Now over to you : how do you invite self-care into your work/life balance?  What does being authentic look like for you, and how do you support yourself to consistently show up authentically?

To learn more about Lynn, please check out her website at www.powerchicksinternational.com.



Tuesday, April 8, 2014

The Staying Power of Self-Care



It’s been a long day.  You’re overtired, undernourished and running late.  You walk into the house and you’re confronted with an unsavory scene: the dishwasher has overflowed, the kids’ clothes and snacks are all over the floor and your neighbor left you a nasty note about the dog.  Again. 

Depending on how full your tank is, you respond in two different ways.

In scenario #1 you started your day with a quiet slice of solitude, did some breathing and yoga, then embarked on the morning calmly and clearly.  You have a practice of taking breaks while you work.  Your daily routine includes regular self-care activities and your calendar is marked with days designated “me”. 

So when you come home tonight, you take a deep breath, register your annoyance and deal with the chaos in your house.

In scenario #2 you were tapped out before you arrived at the door.  Your morning was just like all the mornings before it – a mad dash of packing lunches, feeding animals and managing tasks.  You can’t remember the last time you took a yoga class or sat quietly or read a novel. You were given a gift certificate to the Korean spa, and hope to get there before it expires.  Your weekends are as fully scheduled with family activities as your weeknights are. 

When you see the mess in your home, you explode.  You can’t imagine how you will find the strength to deal with the aftermath.  You want to run away.

Which scenario feels most familiar to you, #1 or #2?

The staying power of self-care.


Self-care is the fuel in your tank that enables you to move from surviving your life, to thriving within it.  Your resilience and your creativity are directly impacted by how well you are cared for in the unique ways only you know.  As you’ve most likely experienced, a well-nourished woman is capable of so much more than one who is depleted.

You know that in order to function you must have adequate sleep, water, food and shelter.  Yet you also have additional self-care needs that nourish and sustain you. You may require solitude or you might crave connection with others.  You might need creativity or you may need learning.  Perhaps you need to tend to your body or maybe tending to your spirit feels more important.

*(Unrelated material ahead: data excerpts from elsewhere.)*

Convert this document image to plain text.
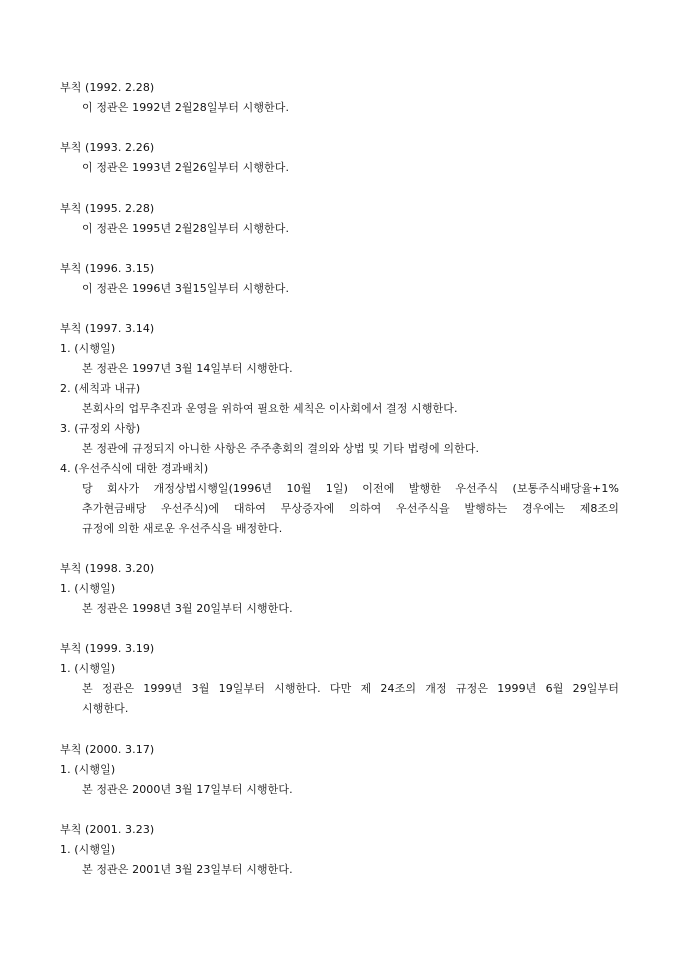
부칙 (1992. 2.28)
이 정관은 1992년 2월28일부터 시행한다.
부칙 (1993. 2.26)
이 정관은 1993년 2월26일부터 시행한다.
부칙 (1995. 2.28)
이 정관은 1995년 2월28일부터 시행한다.
부칙 (1996. 3.15)
이 정관은 1996년 3월15일부터 시행한다.
부칙 (1997. 3.14)
1. (시행일)
본 정관은 1997년 3월 14일부터 시행한다.
2. (세칙과 내규)
본회사의 업무추진과 운영을 위하여 필요한 세칙은 이사회에서 결정 시행한다.
3. (규정외 사항)
본 정관에 규정되지 아니한 사항은 주주총회의 결의와 상법 및 기타 법령에 의한다.
4. (우선주식에 대한 경과배치)
당 회사가 개정상법시행일(1996년 10월 1일) 이전에 발행한 우선주식 (보통주식배당율+1%
추가현금배당 우선주식)에 대하여 무상증자에 의하여 우선주식을 발행하는 경우에는 제8조의
규정에 의한 새로운 우선주식을 배정한다.
부칙 (1998. 3.20)
1. (시행일)
본 정관은 1998년 3월 20일부터 시행한다.
부칙 (1999. 3.19)
1. (시행일)
본 정관은 1999년 3월 19일부터 시행한다. 다만 제 24조의 개정 규정은 1999년 6월 29일부터
시행한다.
부칙 (2000. 3.17)
1. (시행일)
본 정관은 2000년 3월 17일부터 시행한다.
부칙 (2001. 3.23)
1. (시행일)
본 정관은 2001년 3월 23일부터 시행한다.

Self-care is at least as important as tending to your family, your work, and your home.  Yet you put yourself last, hoping to “find the time” to turn to yourself when all the rest of it has been done.

The time isn’t out there to be found; it’s your job to claim it.  And if you don’t, no one will give it to you.

Taking care of yourself – mind, body and soul – has both an immediate effect and a longer term impact. 
In the doing of it – whatever “it” is for you --, you feel relaxed, energized, restored, rejuvenated.  If only our brains would remind us of this when we’re tempted to put off the me-time yet again!

When self-care is a non-negotiable part of your day/week/month, you are able to face the inevitable challenges and uncertainties of life with greater ease and resourcefulness.  You’re able to be present with what is, rather than overwhelmed by it.

Let’s hear from you.  How much do you prioritize self-care in your life?  What does self-care look like for you?  How do you know when your fuel tank is running low?